Efficacy of tibolone and transdermal estrogen therapy on psychological symptoms in women following surgical menopause

Abstract

Objective: This study investigated the efficacy of tibolone and transdermal estradiol therapy on menopausal and psychological symptoms in women following surgical menopause. Method: Seventy-five women who had undergone surgical menopause were randomized to a 6-month double-blind interventional study treatment with oral 2.5 mg/day tibolone, transdermal 3.9 mg/week estradiol or oral placebo.
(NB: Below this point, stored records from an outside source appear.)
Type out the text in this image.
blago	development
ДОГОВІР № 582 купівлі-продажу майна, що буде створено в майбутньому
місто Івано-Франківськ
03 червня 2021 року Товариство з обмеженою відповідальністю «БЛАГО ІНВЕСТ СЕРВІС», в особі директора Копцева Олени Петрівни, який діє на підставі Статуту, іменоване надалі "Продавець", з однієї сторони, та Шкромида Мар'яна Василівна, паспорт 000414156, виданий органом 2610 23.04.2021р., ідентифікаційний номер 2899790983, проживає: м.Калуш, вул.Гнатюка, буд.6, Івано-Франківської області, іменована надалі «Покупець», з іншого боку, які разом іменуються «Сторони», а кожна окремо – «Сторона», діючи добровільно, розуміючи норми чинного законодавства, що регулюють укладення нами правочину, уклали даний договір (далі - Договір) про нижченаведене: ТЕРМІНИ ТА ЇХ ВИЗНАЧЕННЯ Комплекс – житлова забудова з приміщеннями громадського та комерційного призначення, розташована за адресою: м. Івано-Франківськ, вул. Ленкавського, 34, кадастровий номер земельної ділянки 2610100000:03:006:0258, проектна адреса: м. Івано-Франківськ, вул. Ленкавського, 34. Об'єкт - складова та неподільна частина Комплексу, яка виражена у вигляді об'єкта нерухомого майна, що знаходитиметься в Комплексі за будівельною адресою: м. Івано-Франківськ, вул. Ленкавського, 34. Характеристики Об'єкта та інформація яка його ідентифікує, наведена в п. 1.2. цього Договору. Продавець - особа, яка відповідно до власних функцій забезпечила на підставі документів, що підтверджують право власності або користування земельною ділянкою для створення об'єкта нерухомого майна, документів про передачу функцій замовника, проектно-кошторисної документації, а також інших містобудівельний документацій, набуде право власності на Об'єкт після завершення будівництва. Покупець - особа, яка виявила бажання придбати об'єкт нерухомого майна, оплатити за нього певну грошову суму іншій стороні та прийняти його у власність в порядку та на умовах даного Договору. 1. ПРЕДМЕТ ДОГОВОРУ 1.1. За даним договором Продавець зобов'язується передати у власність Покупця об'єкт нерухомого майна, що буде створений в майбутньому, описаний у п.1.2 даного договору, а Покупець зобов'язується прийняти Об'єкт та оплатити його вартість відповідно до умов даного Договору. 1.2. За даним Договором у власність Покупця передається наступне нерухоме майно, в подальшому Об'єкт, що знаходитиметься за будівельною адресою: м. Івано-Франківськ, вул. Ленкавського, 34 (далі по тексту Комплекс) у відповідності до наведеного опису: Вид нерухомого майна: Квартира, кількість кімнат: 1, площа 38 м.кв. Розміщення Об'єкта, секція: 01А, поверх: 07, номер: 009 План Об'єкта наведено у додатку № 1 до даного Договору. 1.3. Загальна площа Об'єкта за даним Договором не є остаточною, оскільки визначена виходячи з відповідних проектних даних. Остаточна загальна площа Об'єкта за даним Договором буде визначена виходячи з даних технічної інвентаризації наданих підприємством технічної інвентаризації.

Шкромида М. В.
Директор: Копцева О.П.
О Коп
The patients were assessed using Kupperman's Scale, Hamilton Depression Rating Scale (HDRS) and Hamilton Anxiety Rating Scale (HARS) before and at the end of the 6 months of treatment. Result: Sixty-five subjects completed the study: 23 on tibolone, 21 on transdermal estradiol and 21 on placebo. At the end of the 6 months of therapy, highly significant improvements in menopausal symptoms, depression and anxiety scores were observed in both groups (tibolone and transdermal estradiol groups) as compared with baseline values ( p<0.001). However, in the placebo group, there were no significant differences on changes from baseline to the end of treatment ( p > 0.05). Conclusion: These results suggest that tibolone and transdermal estradiol therapy significantly improve menopausal and psychological symptoms in women following surgical menopause.